どうやら男の人が女の人に対して話しているようなのですが、前後の会話がまったく想像できなくて、しばらく呆然と立ち尽くしてしまいました。
何を訊かれたらそういう答えになるの?
というか、じゃあ今話しているのは誰?
世の中には、いろいろな立場、境遇の人がいますよね。
コンビニで、携帯でしきりに商品の説明をしては、どれを買うのか電話の向こうの奥さん(彼女?)に選んでもらっている若い兄ちゃん。
どれでもいいよ、こっちがわざわざ買いに来ているんだから文句なんか言わすな!!
と、その姿を見ていると全然関係ないくせに、つい無責任にたきつけたくなってしまいます(苦笑)

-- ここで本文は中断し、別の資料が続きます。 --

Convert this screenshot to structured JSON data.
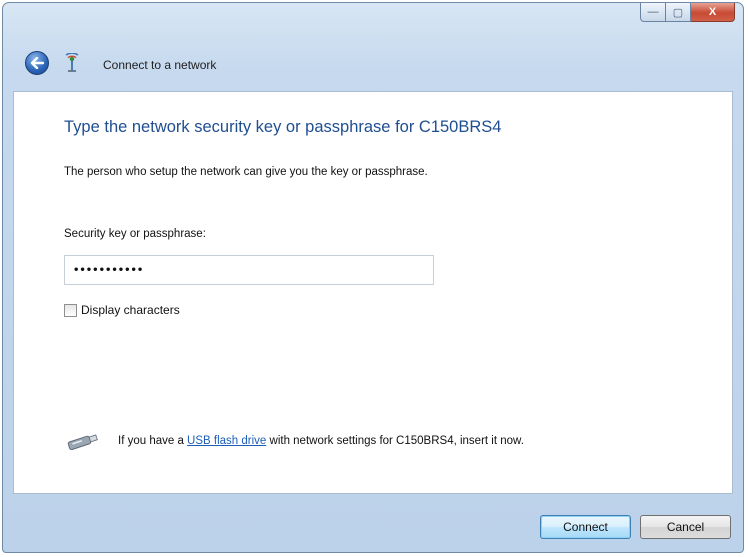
{
  "window": {
    "title": "Connect to a network",
    "minimize_glyph": "—",
    "maximize_glyph": "▢",
    "close_glyph": "X"
  },
  "main": {
    "heading": "Type the network security key or passphrase for C150BRS4",
    "description": "The person who setup the network can give you the key or passphrase.",
    "key_label": "Security key or passphrase:",
    "key_value": "•••••••••••",
    "display_characters": {
      "label": "Display characters",
      "checked": false
    },
    "usb": {
      "text_before": "If you have a ",
      "link_text": "USB flash drive",
      "text_after": " with network settings for C150BRS4, insert it now."
    }
  },
  "footer": {
    "connect_label": "Connect",
    "cancel_label": "Cancel"
  },
  "icons": {
    "back": "back-arrow-icon",
    "network": "network-icon",
    "usb": "usb-drive-icon"
  },
  "colors": {
    "heading": "#1f4e91",
    "link": "#1d5fb8",
    "frame": "#c6d9ee",
    "close_button": "#c74a34"
  }
}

ずっと派遣で友達もいないという彼のいた本屋さんで立ち読みしていたのは、小川洋子さんの、
『最果てアーケード』(講談社)
ともすると通り過ぎてしまいそうな小さなアーケード。
そこに並ぶのは、やっているのかどうかもわからないほど、目立たない小さなお店たち。
そんなアーケードの突き当たりに、小さな中庭があり、本棚のある休憩所がある。
そこには、犬を連れた女性が一人…
愛するものを失った人々が、想い出を買いにくる、世界で一番小さなアーケード。
酒井駒子さんの表紙が素敵だったのと、小川洋子さんの本ということで前から気になっていたんですよね。

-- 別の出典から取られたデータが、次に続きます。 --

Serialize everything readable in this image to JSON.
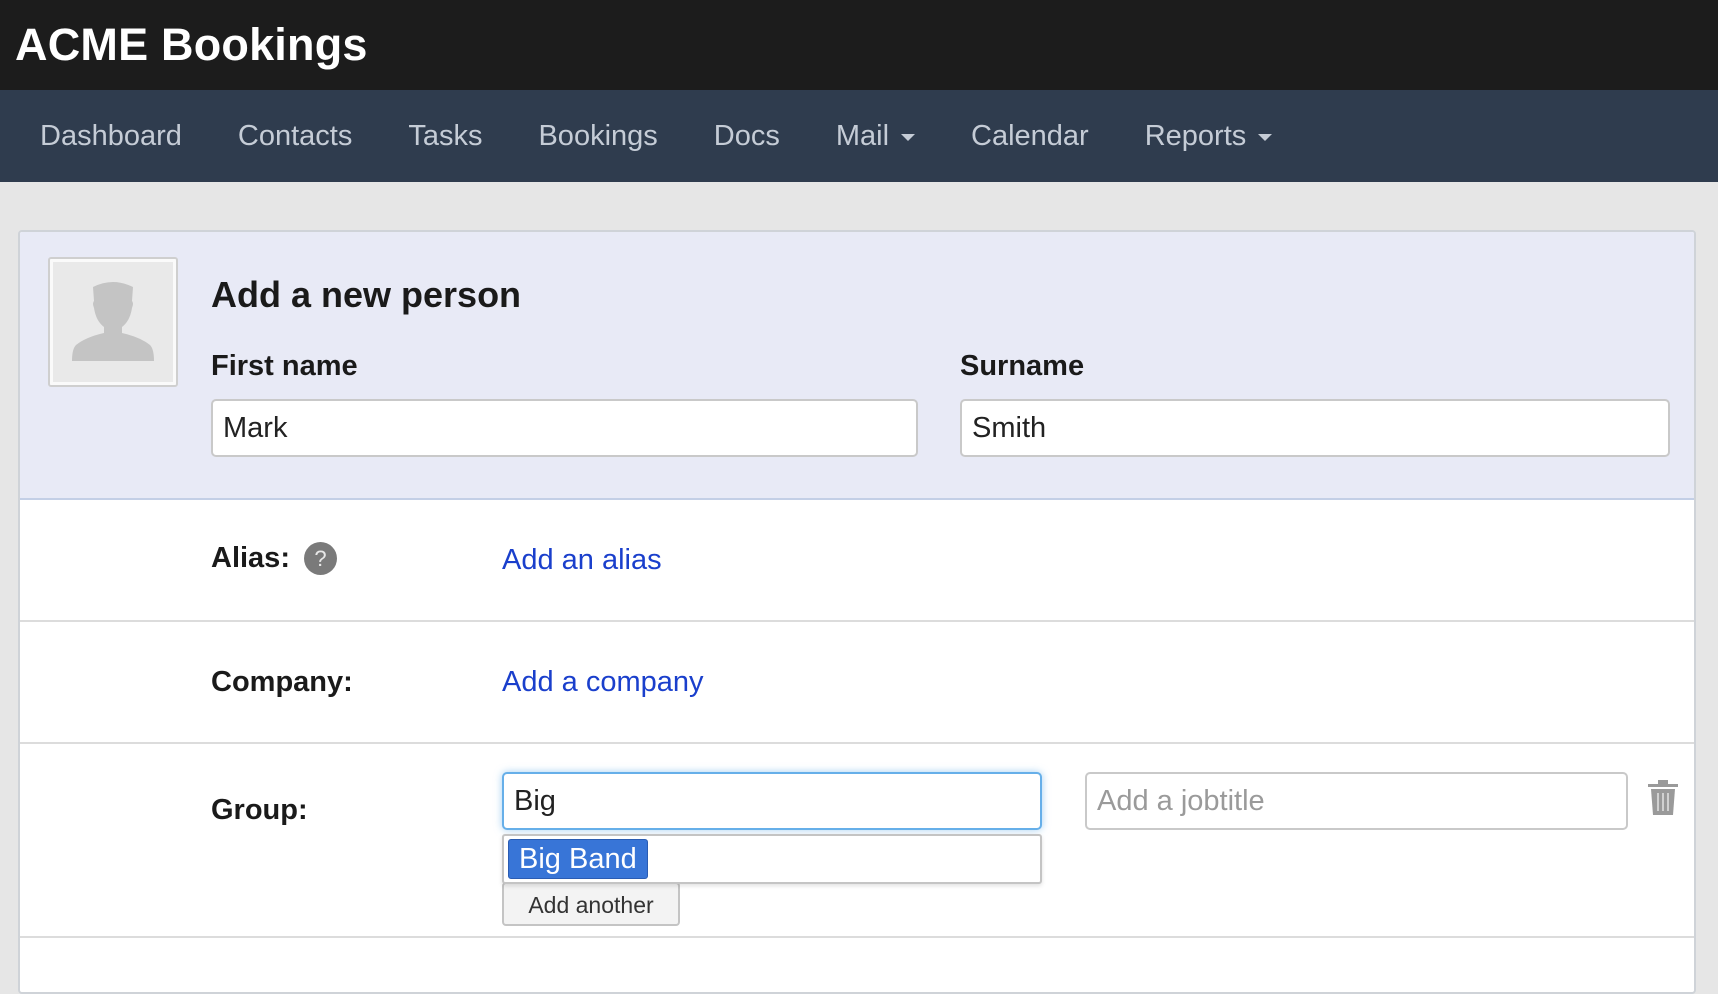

いくつかのお話があるのですが、私は「百科事典少女」というお話が一番好きかな。
見えないウサギの義眼を探している「兎夫人」も雰囲気は好きです。
「人さらいの時計」という言葉には、内容ではなくその言葉自体に惹かれました。
ちょうど最近見た『グスコーブドリの伝記』というアニメ映画でも、「人さらい」が幻想的に描かれていたんですよね。
ここではない世界に連れて行ってしまう怖い存在…
子供の頃には、確かにそんな存在を感じていました。
それは夜更かしをしたり、言うことをきかない悪い子を連れて行く存在だったり、デパートやお祭りで親の手を離すと、どこからともなく現れる大きな大人だったり、いつもどこか物陰に隠れて、子供たちが油断するのをジッと待っている黒い影だったり、どこか良心に対する警報のような存在としてとらえていたのかも知れません。

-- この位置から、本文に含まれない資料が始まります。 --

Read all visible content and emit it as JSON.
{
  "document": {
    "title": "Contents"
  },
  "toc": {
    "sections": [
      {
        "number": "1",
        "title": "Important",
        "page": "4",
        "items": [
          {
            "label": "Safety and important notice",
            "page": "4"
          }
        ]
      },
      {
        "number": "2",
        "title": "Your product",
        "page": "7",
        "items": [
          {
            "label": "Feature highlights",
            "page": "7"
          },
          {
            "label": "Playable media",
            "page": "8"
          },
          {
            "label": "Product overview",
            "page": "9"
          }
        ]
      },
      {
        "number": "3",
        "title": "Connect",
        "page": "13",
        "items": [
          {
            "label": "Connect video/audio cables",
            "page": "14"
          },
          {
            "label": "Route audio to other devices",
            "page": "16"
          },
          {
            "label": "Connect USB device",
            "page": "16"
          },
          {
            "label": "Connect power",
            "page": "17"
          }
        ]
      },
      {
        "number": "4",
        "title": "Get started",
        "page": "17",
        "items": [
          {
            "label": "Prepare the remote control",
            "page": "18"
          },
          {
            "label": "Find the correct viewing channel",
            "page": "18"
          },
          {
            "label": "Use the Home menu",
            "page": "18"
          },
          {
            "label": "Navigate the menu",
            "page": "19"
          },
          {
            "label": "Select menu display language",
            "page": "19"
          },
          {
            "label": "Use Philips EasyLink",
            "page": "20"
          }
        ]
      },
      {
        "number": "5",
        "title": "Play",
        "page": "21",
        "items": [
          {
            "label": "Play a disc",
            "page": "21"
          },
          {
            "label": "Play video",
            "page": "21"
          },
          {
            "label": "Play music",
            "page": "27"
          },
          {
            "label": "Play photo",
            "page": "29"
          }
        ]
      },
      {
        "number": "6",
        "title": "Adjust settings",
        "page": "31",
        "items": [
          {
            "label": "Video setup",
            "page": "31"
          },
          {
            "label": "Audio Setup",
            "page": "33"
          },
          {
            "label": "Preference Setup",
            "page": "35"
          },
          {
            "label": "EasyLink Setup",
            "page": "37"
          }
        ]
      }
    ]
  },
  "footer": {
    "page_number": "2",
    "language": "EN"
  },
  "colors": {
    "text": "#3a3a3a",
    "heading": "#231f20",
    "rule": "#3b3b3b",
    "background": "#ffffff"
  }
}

昔話によく出てくる魔女ややまんば、子供をさらって食べてしまう怖い存在。
専門的には親が植えつけた罪悪感の反映だとか、いろいろ理屈はつけられるでしょうが、小川洋子さんの作品には、どこかそんな子供の頃の記憶に呼びかけてくるところがあるんですよね~
いまの時代、子供たちは何が怖いのかな?
ラスト「あれ?」と思わせる描写も、後を引く感じで余韻があってなかなか良かったです♪
実は私も百科事典は大好き!
家に訪問販売の人から買った大きな百科事典があって、オールカラーでとても立派なものがそろっていたんです。
よくページをめくっては、大砲だとか、お城だとか、巻末についている絵画だとかをながめていました。
お小遣いで自分の本を買えるようになるまででしたけどね。